CMA CGM busca concessão para envio de navios ao porto de Lamu
Fonte: Maritime Executive (14 de julho de 2021)

O alimentador de 2.500 TEU Cap Carmel na cerimônia inaugural do Porto de Lamu (Lapsset) – Foto: Maritime Executive
A empresa de navegação francesa CMA CGM está pressionando para ter um ancoradouro exclusivo no porto de Mombasa como uma condição para ajudar o Quênia a atrair negócios para o recém inaugurado Porto de Lamu .
Em mais uma indicação de que o Quênia poderia ter investido US $ 367 milhões em um projeto de “elefante branco”, a CMA CGM está empurrando as autoridades do país da África Oriental para uma situação difícil, exigindo uma vaga na principal porta de entrada do país em troca do envio de parte de navios para fazer escala no porto de Lamu.
O vice-presidente da CMA CGM Africa, Ludovic Rozan, disse que para a empresa ajudar a posicionar Lamu como um porto de transbordo, ela precisava de um cais dedicado em Mombaça.
“Para poder crescer no porto de Lamu, precisamos crescer no porto de Mombaça e, portanto, esperamos que a Autoridade Portuária do Quênia nos dê um cais dedicado em Mombaça. Se você pode nos ajudar em Mombaça, estamos prontos para ajudá-lo aqui em Lamu “, disse ele durante uma viagem de familiarização ao Porto de Lamu.
Ele acrescentou que enquanto Mombaça é central na estratégia de negócios da empresa de aumentar a carga destinada ao Quênia, a CMA-CGM está disposta a utilizar as instalações de Lamu para transbordo de carga para a Tanzânia, Etiópia, Sudão do Sul, Somália, Mombaça e Moçambique.
Desde o comissionamento do primeiro berço em maio, o Porto de Lamu tem sido em grande parte uma instalação ociosa com apenas três navios fazendo escala no porto, uma realidade que põe em causa a viabilidade da instalação que tem sido amplamente descrita como um elefante branco.
O Quênia tem feito esforços frenéticos para comercializar o Porto de Lamu para países como a Etiópia e companhias marítimas globais, apontando para sua localização estratégica e sua capacidade para lidar com navios de grande porte na faixa de 12-18.000 TEU.
Duas embarcações, o alimentador CAP Carmel e o Panamax Seago Bremerhaven , fizeram suas escalas inaugurais durante o comissionamento. O terceiro navio operado pela CMA CGM fez uma visita inaugural nas instalações na semana passada.

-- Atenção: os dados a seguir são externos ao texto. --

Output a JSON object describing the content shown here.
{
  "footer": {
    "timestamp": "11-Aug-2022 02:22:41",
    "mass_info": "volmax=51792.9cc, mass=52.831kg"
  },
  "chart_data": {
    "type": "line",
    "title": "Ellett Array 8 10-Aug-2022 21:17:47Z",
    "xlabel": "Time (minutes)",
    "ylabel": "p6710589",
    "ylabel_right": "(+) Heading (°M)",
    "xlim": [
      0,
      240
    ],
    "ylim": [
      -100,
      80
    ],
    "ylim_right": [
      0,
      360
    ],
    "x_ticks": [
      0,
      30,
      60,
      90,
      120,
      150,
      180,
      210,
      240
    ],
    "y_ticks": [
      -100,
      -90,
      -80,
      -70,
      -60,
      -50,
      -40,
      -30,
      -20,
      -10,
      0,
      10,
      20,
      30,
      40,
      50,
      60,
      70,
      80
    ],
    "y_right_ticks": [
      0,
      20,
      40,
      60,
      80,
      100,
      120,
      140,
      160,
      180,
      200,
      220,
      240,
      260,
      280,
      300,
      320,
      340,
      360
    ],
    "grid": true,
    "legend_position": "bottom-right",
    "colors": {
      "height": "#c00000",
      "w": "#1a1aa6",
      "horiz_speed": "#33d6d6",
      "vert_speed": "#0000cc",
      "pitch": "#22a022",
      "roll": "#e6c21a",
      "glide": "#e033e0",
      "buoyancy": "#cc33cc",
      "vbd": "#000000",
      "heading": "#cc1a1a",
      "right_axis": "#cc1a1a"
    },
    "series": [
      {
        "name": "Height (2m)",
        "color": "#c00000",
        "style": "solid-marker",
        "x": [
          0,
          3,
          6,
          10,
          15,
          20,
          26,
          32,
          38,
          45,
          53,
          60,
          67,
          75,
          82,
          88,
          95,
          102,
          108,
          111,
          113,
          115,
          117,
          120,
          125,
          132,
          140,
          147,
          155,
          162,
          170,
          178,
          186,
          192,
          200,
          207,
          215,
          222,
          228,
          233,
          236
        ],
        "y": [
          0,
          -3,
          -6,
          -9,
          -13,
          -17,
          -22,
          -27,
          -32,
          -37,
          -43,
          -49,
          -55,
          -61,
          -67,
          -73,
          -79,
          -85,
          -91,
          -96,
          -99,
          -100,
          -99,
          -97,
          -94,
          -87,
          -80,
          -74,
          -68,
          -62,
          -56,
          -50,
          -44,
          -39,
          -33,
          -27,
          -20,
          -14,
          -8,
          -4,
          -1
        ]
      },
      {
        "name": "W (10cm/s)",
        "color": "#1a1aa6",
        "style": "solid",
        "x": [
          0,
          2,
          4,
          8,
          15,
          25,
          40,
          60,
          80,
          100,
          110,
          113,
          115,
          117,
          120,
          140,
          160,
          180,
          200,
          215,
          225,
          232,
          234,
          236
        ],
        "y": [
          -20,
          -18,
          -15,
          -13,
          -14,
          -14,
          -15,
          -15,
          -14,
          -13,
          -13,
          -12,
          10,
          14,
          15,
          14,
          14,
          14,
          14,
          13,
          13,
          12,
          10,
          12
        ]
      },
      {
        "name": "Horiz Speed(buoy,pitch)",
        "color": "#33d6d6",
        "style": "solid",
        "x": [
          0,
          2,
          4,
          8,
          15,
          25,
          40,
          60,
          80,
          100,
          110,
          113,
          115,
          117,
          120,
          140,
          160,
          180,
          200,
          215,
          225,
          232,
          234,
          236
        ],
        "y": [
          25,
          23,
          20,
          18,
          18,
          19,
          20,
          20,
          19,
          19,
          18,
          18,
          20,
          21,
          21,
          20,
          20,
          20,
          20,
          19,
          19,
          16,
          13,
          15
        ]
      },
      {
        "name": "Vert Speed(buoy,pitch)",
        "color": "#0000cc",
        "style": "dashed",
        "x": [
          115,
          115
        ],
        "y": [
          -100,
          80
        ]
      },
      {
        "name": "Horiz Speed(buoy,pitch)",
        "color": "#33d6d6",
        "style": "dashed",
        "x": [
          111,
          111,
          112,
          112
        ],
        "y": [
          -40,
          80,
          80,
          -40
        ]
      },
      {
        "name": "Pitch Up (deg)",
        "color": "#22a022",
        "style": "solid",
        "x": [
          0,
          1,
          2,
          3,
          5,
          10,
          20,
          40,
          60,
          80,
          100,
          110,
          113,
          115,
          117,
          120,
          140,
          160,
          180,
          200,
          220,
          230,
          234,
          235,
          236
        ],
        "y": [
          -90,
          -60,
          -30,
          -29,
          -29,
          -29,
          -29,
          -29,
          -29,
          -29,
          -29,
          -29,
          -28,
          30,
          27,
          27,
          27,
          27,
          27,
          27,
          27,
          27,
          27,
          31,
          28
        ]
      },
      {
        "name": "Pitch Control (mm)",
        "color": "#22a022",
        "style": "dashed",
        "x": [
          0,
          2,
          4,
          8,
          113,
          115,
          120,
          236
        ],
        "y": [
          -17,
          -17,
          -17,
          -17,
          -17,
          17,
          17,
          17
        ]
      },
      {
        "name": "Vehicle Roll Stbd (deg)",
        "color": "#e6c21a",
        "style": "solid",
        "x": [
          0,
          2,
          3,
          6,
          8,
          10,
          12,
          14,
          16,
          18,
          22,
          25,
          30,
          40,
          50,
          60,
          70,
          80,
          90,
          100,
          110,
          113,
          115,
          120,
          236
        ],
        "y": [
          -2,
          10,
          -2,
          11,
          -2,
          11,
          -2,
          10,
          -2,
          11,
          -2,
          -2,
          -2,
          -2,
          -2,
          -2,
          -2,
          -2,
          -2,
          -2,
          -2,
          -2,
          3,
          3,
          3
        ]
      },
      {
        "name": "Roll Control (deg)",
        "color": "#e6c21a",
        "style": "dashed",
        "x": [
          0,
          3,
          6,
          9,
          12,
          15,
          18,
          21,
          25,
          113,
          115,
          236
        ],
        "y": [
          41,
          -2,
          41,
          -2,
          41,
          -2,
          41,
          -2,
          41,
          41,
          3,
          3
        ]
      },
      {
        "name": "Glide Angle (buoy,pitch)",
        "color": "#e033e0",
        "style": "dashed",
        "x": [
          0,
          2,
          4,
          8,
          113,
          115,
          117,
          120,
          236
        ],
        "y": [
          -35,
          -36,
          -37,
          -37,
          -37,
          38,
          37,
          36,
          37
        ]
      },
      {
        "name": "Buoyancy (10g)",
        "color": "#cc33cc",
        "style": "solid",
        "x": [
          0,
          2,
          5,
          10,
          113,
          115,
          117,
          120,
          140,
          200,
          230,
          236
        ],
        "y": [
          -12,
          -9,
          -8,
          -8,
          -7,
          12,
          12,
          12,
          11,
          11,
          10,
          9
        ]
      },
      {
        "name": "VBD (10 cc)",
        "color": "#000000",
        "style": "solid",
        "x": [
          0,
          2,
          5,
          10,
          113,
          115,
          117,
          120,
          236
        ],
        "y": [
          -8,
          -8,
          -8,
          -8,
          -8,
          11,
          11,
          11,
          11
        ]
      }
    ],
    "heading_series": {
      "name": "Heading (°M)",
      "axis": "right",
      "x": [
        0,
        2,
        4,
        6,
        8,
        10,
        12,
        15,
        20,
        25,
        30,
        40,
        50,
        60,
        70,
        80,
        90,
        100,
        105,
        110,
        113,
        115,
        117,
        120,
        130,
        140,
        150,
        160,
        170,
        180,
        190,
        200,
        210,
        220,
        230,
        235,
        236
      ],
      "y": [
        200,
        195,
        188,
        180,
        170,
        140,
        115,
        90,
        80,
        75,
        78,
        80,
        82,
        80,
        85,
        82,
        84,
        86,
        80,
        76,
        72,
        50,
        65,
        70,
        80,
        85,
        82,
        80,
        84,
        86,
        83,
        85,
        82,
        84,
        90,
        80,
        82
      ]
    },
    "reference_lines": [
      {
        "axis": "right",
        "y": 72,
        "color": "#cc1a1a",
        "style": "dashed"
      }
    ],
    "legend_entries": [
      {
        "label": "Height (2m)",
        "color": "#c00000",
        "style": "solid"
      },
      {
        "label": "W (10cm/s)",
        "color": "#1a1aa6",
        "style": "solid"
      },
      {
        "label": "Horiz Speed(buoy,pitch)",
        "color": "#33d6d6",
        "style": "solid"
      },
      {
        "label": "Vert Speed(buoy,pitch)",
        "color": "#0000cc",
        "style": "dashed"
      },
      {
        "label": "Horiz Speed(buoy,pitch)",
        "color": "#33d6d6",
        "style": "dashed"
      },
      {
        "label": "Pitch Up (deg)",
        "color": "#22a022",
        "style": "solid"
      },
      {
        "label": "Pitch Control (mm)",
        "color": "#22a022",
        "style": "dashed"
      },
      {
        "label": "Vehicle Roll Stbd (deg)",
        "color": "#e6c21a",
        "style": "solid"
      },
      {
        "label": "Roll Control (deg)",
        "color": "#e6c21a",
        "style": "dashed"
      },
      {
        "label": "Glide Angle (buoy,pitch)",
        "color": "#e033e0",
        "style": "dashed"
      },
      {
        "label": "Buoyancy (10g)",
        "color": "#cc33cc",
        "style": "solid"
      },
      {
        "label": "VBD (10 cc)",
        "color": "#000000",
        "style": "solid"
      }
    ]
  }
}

A CMA CGM espera que, ao conseguir uma vaga exclusiva em Mombasa, seja capaz de aumentar seus negócios no Quênia, onde tem uma participação de mercado menor do que a Maersk e a MSC. A CMA CGM vem atualmente em terceiro lugar com 12,6 por cento de participação de mercado, tendo movimentado um total de 171.311 TEUs dentro e fora do porto de Mombaça em 2020. A empresa operava um serviço três vezes por semana para o porto de Mombaça e está planejando aumentar a frequência caso o governo ceda à sua demanda.
O Quênia está investindo cerca de US $ 300 milhões em um segundo terminal de contêineres para atender à crescente demanda no porto de Mombaça, e a capacidade de manuseio está projetada para aumentar para 1,7 milhão de TEU até 2023, ante os atuais 1,4 milhão de TEU.
“É com base nisso que continuamos fazendo grandes investimentos em infraestrutura na modernização e expansão de nossos portos que podem acomodar a última geração de navios de grande porte. Tais desenvolvimentos também permitem que empresas de navegação como a CMA CGM transportem suas cargas a custos razoáveis”, disse National Secretário de gabinete do Tesouro, Ukur Yatani.